Dans sa prédication, Jésus montre
qu’il n’est pas permis de lier de manière indissociable les revers et les fléaux
au péché personnel. On ne peut réduire le mystère de l’iniquité au schéma banal
d’une relation de cause à effet. Parmi les divers enseignements du Nazaréen à
ce propos, citons sa réflexion sur la tragédie des Galiléens « dont Pilate
avait mêlé le sang à celui de leurs victimes sacrificielles. Prenant la parole,
il leur dit : "Croyez-vous que, pour avoir subi pareil sort, ces
Galiléens fussent de plus grands pécheurs que tous les autres Galiléens ?
Non, je vous le dis, mais si vous ne faites pas pénitence, vous périrez tous de
même. Ou ces dix-huit personnes que la tour de Siloé a fait périr dans sa
chute, croyez-vous que leur dette fût plus grande que celle de tous les autres
habitants de Jérusalem ? Non, je vous le dis, mais si vous ne vous mettez
à faire pénitence, vous périrez tous pareillement" »[5].
Jésus
ne nie pas le poids de l’iniquité, du mal qui, depuis le premier péché jusqu’à
l’ultime, a déséquilibré et continuera à tourmenter l’histoire. Il nie
néanmoins le lien direct, naïf et quasi automatique entre le mal fait et le mal
subi, en invitant à la conversion et non à la spéculation sur le mal. Cette
même idée réapparaît dans l’épisode de l’aveugle-né :
En
passant, il vit un homme qui était aveugle de naissance. Ses disciples lui
demandèrent : « Rabbi, qui a péché, lui ou ses parents, pour qu’il
soit né aveugle ? » - « Ni lui ni ses parents n’ont péché,
répondit Jésus, mais c’est pour qu’en lui se manifestent les œuvres de Dieu. Tant
qu’il fait jour, il me faut travailler aux œuvres de celui qui m’a
envoyé ; la nuit vient, où nul ne peut travailler. Tant que je suis dans
le monde, je suis la lumière du monde »[6].

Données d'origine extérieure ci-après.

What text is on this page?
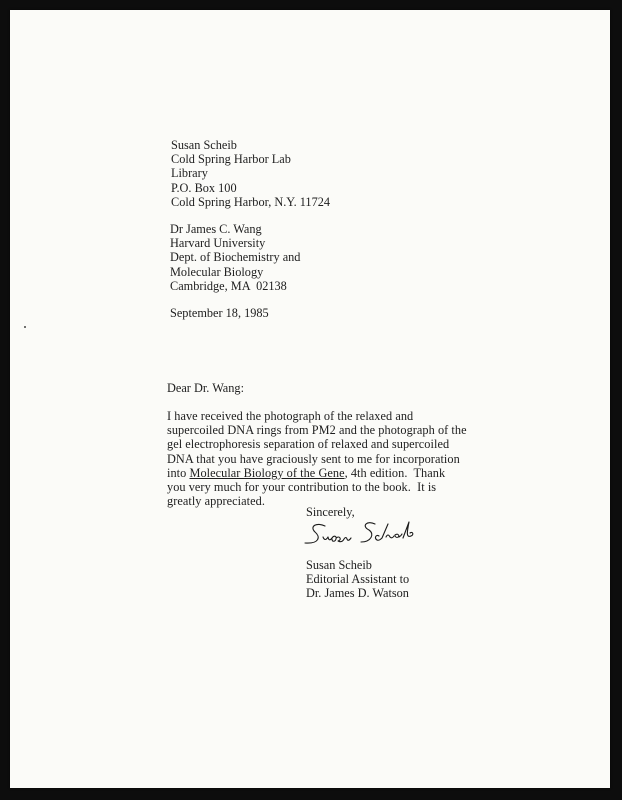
Susan Scheib
Cold Spring Harbor Lab
Library
P.O. Box 100
Cold Spring Harbor, N.Y. 11724
Dr James C. Wang
Harvard University
Dept. of Biochemistry and
Molecular Biology
Cambridge, MA  02138
September 18, 1985
Dear Dr. Wang:
I have received the photograph of the relaxed and
supercoiled DNA rings from PM2 and the photograph of the
gel electrophoresis separation of relaxed and supercoiled
DNA that you have graciously sent to me for incorporation
into Molecular Biology of the Gene, 4th edition.  Thank
you very much for your contribution to the book.  It is
greatly appreciated.
Sincerely,
Susan Scheib
Editorial Assistant to
Dr. James D. Watson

Jésus montre avec une grande lucidité
que la lecture des signes des temps – un art du discernement auquel lui-même convie[7]
– n’est pas un processus superficiel ou logico-déductif. Cette démarche
requiert le don de l’Esprit et l’écoute du Seigneur qui scrute tout, connaît
tout et prend en compte les signes des temps[8].
Dans une veine similaire à celle de l’Ecclésiastique, Jésus invite ses
disciples à bien réfléchir et à évaluer leur disponibilité à le suivre[9]
et à porter leur propre croix à sa suite[10].
Sans avoir aucunement l’intention
d’ouvrir ici le chapitre complexe de la théodicée, je fais miennes les
conclusions de Paul Ricœur dans son bref essai sur le mal[11].
Pour commencer, le philosophe montre les lacunes et les apories des diverses
approches prétendant résoudre le problème du mal. Sa critique part du modèle
mythique, passe ensuite par le modèle sapientiel (de la rétribution) et par le
stade de la théodicée, pour déboucher en fin de parcours sur celui de la
dialectique brisée (essentiellement dans l’œuvre de Karl Barth).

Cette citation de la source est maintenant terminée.